Key decision in process design


New products are not realities until they are manufactured. Process design is necessary to manufacture new products. Process design means the complete delineation and description of specific steps in the production process and the linkages among the steps that will enable the production system to produce the desired quality, in the required quantity, at the time, customers want them and at the budgeted cost.

Key decisions relating to process design relate to organizing the process flows, relating process design to process flow and evaluating the process.

Organizing Process Flows

Five types of process are distinguished. They are:

1. Project.
2. Job shop.
3. Batch assembly.
4. Assembly line.
5. Users of continuous flow technology.

Project deals with one-of- a-kind products that are tailored to the unique requirements of each customer. A construction company, with its many kinds and sizes of projects, is an example. Since the product cannot be standard, the conversion process must be flexible in its equipment capabilities, human skills and procedures. The conversion process features problem-solving, teamwork and coordinated design and production of unique products

Job-shop process is appropriate for manufactures of small batches of different products, each of which is custom designed and, hence, requires its own unique set of processing steps, or routing through the production process. Printing press illustrates job-shop technology. Each product uses only portion of the shop’s human resources and general purpose equipments. With a large number of different jobs, elaborate job-tracking and control systems are used. Much time is spent waiting for access to equipment; some equipment is overloaded while the other equipment is idle, depending upon the mix of jobs at hand.

Batch technology is a step ahead from job-shop process in terms of product standardization, but it is not as standardization as the assembly line process. Within the wide range of products in a batch, several are produced repeatedly and that too in large volumes. These few dominant products differentiate batch facilities from job shops; however, no product is sufficiently dominant to warrant dedicated equipment and process.
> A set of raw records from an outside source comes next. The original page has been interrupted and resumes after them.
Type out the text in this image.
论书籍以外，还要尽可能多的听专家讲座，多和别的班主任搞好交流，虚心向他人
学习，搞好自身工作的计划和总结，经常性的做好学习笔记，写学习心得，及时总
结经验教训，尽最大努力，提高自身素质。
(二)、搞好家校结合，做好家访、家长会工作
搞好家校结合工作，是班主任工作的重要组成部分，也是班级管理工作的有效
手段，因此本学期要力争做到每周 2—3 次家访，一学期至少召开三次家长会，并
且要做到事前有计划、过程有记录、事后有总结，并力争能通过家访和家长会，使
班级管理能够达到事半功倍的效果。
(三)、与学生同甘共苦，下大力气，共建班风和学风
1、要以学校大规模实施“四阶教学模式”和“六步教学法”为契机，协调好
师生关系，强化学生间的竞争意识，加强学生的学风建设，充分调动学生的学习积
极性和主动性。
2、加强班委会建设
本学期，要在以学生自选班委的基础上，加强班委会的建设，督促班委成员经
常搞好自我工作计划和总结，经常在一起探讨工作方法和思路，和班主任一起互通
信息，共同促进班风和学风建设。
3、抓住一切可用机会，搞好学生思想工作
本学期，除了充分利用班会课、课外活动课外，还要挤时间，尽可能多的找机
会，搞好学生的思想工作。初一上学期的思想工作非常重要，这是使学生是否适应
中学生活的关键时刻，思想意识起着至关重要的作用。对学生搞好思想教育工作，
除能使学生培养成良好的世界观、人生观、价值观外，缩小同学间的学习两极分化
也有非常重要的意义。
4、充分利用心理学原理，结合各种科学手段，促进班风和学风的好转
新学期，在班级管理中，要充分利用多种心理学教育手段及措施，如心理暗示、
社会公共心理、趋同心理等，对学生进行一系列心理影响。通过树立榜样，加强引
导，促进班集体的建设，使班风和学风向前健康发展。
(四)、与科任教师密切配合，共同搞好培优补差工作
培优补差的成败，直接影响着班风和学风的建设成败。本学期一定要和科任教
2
Consequently, like job shops, batch facilities produce a wide variety of products in a wide variety of volumes. The system must be flexible for the low-volume / high –variety products, but the higher volume product can be processed differently –for example, by producing some batches fro stocking rather than for customer order.

Assembly line (or simply line) technology is for facilities that produce a narrow range of standardized products. Laundry appliances are a representative example. Since the
product designs are relatively stable, specialized equipment, human skills and management systems can be developed and dedicated to the limited range of products and volumes. Beyond this range, the system is rigid.

Users of continuous flow technology are exemplified by chemical plants and oil refineries. Materials and products are produced in continuous, endless flows, rather than in batches of discrete units. The product is highly standardized, as are all of the manufacturing procedures, the sequence of product build-up, materials and equipment. Continuous flow technology affords high-volume, around –the-clock operations with capital –intensive and specialized automation.